Overall survival, gallbladder cancer. Overall survival according to the Kaplan–Meier estimator.

(0.07MB).

In our experience, the number of major LLR increased from 11% to 18.8% (Table 4), which resulted in an increase in overall morbidity but no increase in major complications (D–C > IIIB), reoperations (which remained low at 4.1%), or mortality (which continued to be less than 1%). The conversion rate of Period B reached 20%, a number that exceeds most reported series19,21,22. We believe this may be due to multiple factors that merit further study, such as patient comorbidity, larger resection size, greater complexity of the procedures, and unexpected intraoperative findings.

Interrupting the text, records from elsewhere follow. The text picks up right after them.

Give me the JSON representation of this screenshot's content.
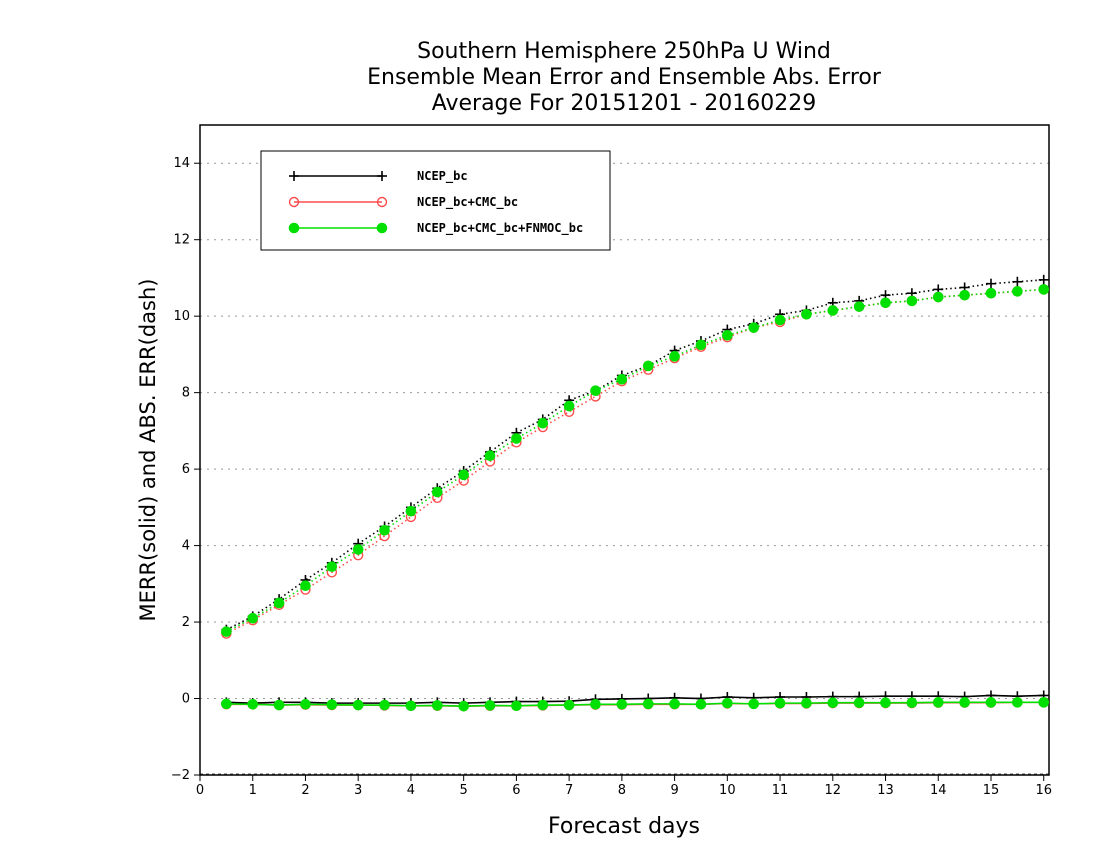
{
  "chart_data": {
    "type": "line",
    "title_lines": [
      "Southern Hemisphere 250hPa U Wind",
      "Ensemble Mean Error and Ensemble Abs. Error",
      "Average For 20151201 - 20160229"
    ],
    "xlabel": "Forecast days",
    "ylabel": "MERR(solid) and ABS. ERR(dash)",
    "xlim": [
      0,
      16.1
    ],
    "ylim": [
      -2,
      15
    ],
    "x_ticks": [
      "0",
      "1",
      "2",
      "3",
      "4",
      "5",
      "6",
      "7",
      "8",
      "9",
      "10",
      "11",
      "12",
      "13",
      "14",
      "15",
      "16"
    ],
    "y_ticks": [
      "-2",
      "0",
      "2",
      "4",
      "6",
      "8",
      "10",
      "12",
      "14"
    ],
    "grid": "horizontal dotted",
    "legend_position": "top-left",
    "x": [
      0.5,
      1,
      1.5,
      2,
      2.5,
      3,
      3.5,
      4,
      4.5,
      5,
      5.5,
      6,
      6.5,
      7,
      7.5,
      8,
      8.5,
      9,
      9.5,
      10,
      10.5,
      11,
      11.5,
      12,
      12.5,
      13,
      13.5,
      14,
      14.5,
      15,
      15.5,
      16
    ],
    "series": [
      {
        "name": "NCEP_bc",
        "color": "#000000",
        "marker": "plus",
        "abs_err": [
          1.8,
          2.15,
          2.6,
          3.1,
          3.55,
          4.05,
          4.5,
          5.0,
          5.5,
          5.95,
          6.45,
          6.95,
          7.3,
          7.8,
          8.05,
          8.45,
          8.7,
          9.1,
          9.35,
          9.65,
          9.8,
          10.05,
          10.15,
          10.35,
          10.4,
          10.55,
          10.6,
          10.7,
          10.75,
          10.85,
          10.9,
          10.95
        ],
        "mean_err": [
          -0.1,
          -0.12,
          -0.1,
          -0.1,
          -0.12,
          -0.12,
          -0.12,
          -0.12,
          -0.1,
          -0.12,
          -0.1,
          -0.08,
          -0.08,
          -0.07,
          -0.02,
          -0.01,
          0.0,
          0.02,
          0.0,
          0.04,
          0.02,
          0.04,
          0.04,
          0.05,
          0.05,
          0.06,
          0.06,
          0.06,
          0.05,
          0.08,
          0.06,
          0.08
        ]
      },
      {
        "name": "NCEP_bc+CMC_bc",
        "color": "#ff4d4d",
        "marker": "open-circle",
        "abs_err": [
          1.7,
          2.05,
          2.45,
          2.85,
          3.3,
          3.75,
          4.25,
          4.75,
          5.25,
          5.7,
          6.2,
          6.7,
          7.1,
          7.5,
          7.9,
          8.3,
          8.6,
          8.9,
          9.2,
          9.45,
          9.7,
          9.85,
          10.05,
          10.15,
          10.25,
          10.35,
          10.4,
          10.5,
          10.55,
          10.6,
          10.65,
          10.7
        ],
        "mean_err": [
          -0.15,
          -0.15,
          -0.17,
          -0.16,
          -0.17,
          -0.17,
          -0.18,
          -0.19,
          -0.19,
          -0.2,
          -0.19,
          -0.19,
          -0.18,
          -0.17,
          -0.16,
          -0.16,
          -0.15,
          -0.15,
          -0.15,
          -0.13,
          -0.14,
          -0.13,
          -0.13,
          -0.12,
          -0.12,
          -0.12,
          -0.12,
          -0.11,
          -0.11,
          -0.11,
          -0.1,
          -0.1
        ]
      },
      {
        "name": "NCEP_bc+CMC_bc+FNMOC_bc",
        "color": "#00e000",
        "marker": "filled-circle",
        "abs_err": [
          1.75,
          2.1,
          2.5,
          2.95,
          3.45,
          3.9,
          4.4,
          4.9,
          5.4,
          5.85,
          6.35,
          6.8,
          7.2,
          7.65,
          8.05,
          8.35,
          8.7,
          8.95,
          9.25,
          9.5,
          9.7,
          9.9,
          10.05,
          10.15,
          10.25,
          10.35,
          10.4,
          10.5,
          10.55,
          10.6,
          10.65,
          10.7
        ],
        "mean_err": [
          -0.14,
          -0.15,
          -0.17,
          -0.15,
          -0.16,
          -0.17,
          -0.17,
          -0.19,
          -0.18,
          -0.2,
          -0.18,
          -0.19,
          -0.17,
          -0.17,
          -0.15,
          -0.15,
          -0.14,
          -0.14,
          -0.15,
          -0.12,
          -0.14,
          -0.12,
          -0.12,
          -0.11,
          -0.11,
          -0.11,
          -0.11,
          -0.1,
          -0.1,
          -0.1,
          -0.1,
          -0.1
        ]
      }
    ]
  }
}
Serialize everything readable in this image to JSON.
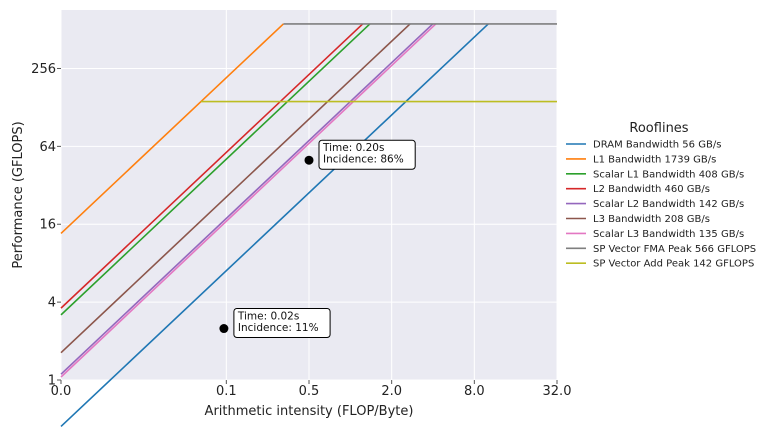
{
  "chart_data": {
    "type": "line",
    "title": "",
    "xlabel": "Arithmetic intensity (FLOP/Byte)",
    "ylabel": "Performance (GFLOPS)",
    "x_scale": "log2",
    "y_scale": "log2",
    "xlim": [
      0.0078125,
      32
    ],
    "ylim": [
      1,
      725
    ],
    "x_ticks": [
      {
        "value": 0.0078125,
        "label": "0.0"
      },
      {
        "value": 0.125,
        "label": "0.1"
      },
      {
        "value": 0.5,
        "label": "0.5"
      },
      {
        "value": 2,
        "label": "2.0"
      },
      {
        "value": 8,
        "label": "8.0"
      },
      {
        "value": 32,
        "label": "32.0"
      }
    ],
    "y_ticks": [
      {
        "value": 1,
        "label": "1"
      },
      {
        "value": 4,
        "label": "4"
      },
      {
        "value": 16,
        "label": "16"
      },
      {
        "value": 64,
        "label": "64"
      },
      {
        "value": 256,
        "label": "256"
      }
    ],
    "grid": true,
    "legend": {
      "title": "Rooflines",
      "placement": "right"
    },
    "series": [
      {
        "name": "DRAM Bandwidth 56 GB/s",
        "kind": "bandwidth",
        "value": 56,
        "color": "#1f77b4"
      },
      {
        "name": "L1 Bandwidth 1739 GB/s",
        "kind": "bandwidth",
        "value": 1739,
        "color": "#ff7f0e"
      },
      {
        "name": "Scalar L1 Bandwidth 408 GB/s",
        "kind": "bandwidth",
        "value": 408,
        "color": "#2ca02c"
      },
      {
        "name": "L2 Bandwidth 460 GB/s",
        "kind": "bandwidth",
        "value": 460,
        "color": "#d62728"
      },
      {
        "name": "Scalar L2 Bandwidth 142 GB/s",
        "kind": "bandwidth",
        "value": 142,
        "color": "#9467bd"
      },
      {
        "name": "L3 Bandwidth 208 GB/s",
        "kind": "bandwidth",
        "value": 208,
        "color": "#8c564b"
      },
      {
        "name": "Scalar L3 Bandwidth 135 GB/s",
        "kind": "bandwidth",
        "value": 135,
        "color": "#e377c2"
      },
      {
        "name": "SP Vector FMA Peak 566 GFLOPS",
        "kind": "peak",
        "value": 566,
        "color": "#7f7f7f"
      },
      {
        "name": "SP Vector Add Peak 142 GFLOPS",
        "kind": "peak",
        "value": 142,
        "color": "#bcbd22"
      }
    ],
    "points": [
      {
        "x": 0.12,
        "y": 2.5,
        "label": [
          "Time: 0.02s",
          "Incidence: 11%"
        ]
      },
      {
        "x": 0.5,
        "y": 50,
        "label": [
          "Time: 0.20s",
          "Incidence: 86%"
        ]
      }
    ]
  }
}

Over the last two decades, the indications for surgery, patient complexity and procedural complexity have expanded significantly. In the hands of trained surgeons, the use of laparoscopic liver resections continues to grow safely, and we have observed an increase in the indication of LLR for malignant pathologies and major resections. This trend has also been noted in other large medical centers around the world as LLR becomes the method of choice for surgical treatment of most liver tumors.

Funding

This research study has received no specific funding from public, commercial or non-profit entities.

Conflicts of interests

None to declare.

Acknowledgements

The authors would like to thank Dr Sebastián Marciano for his guidance and contributions to the methodology.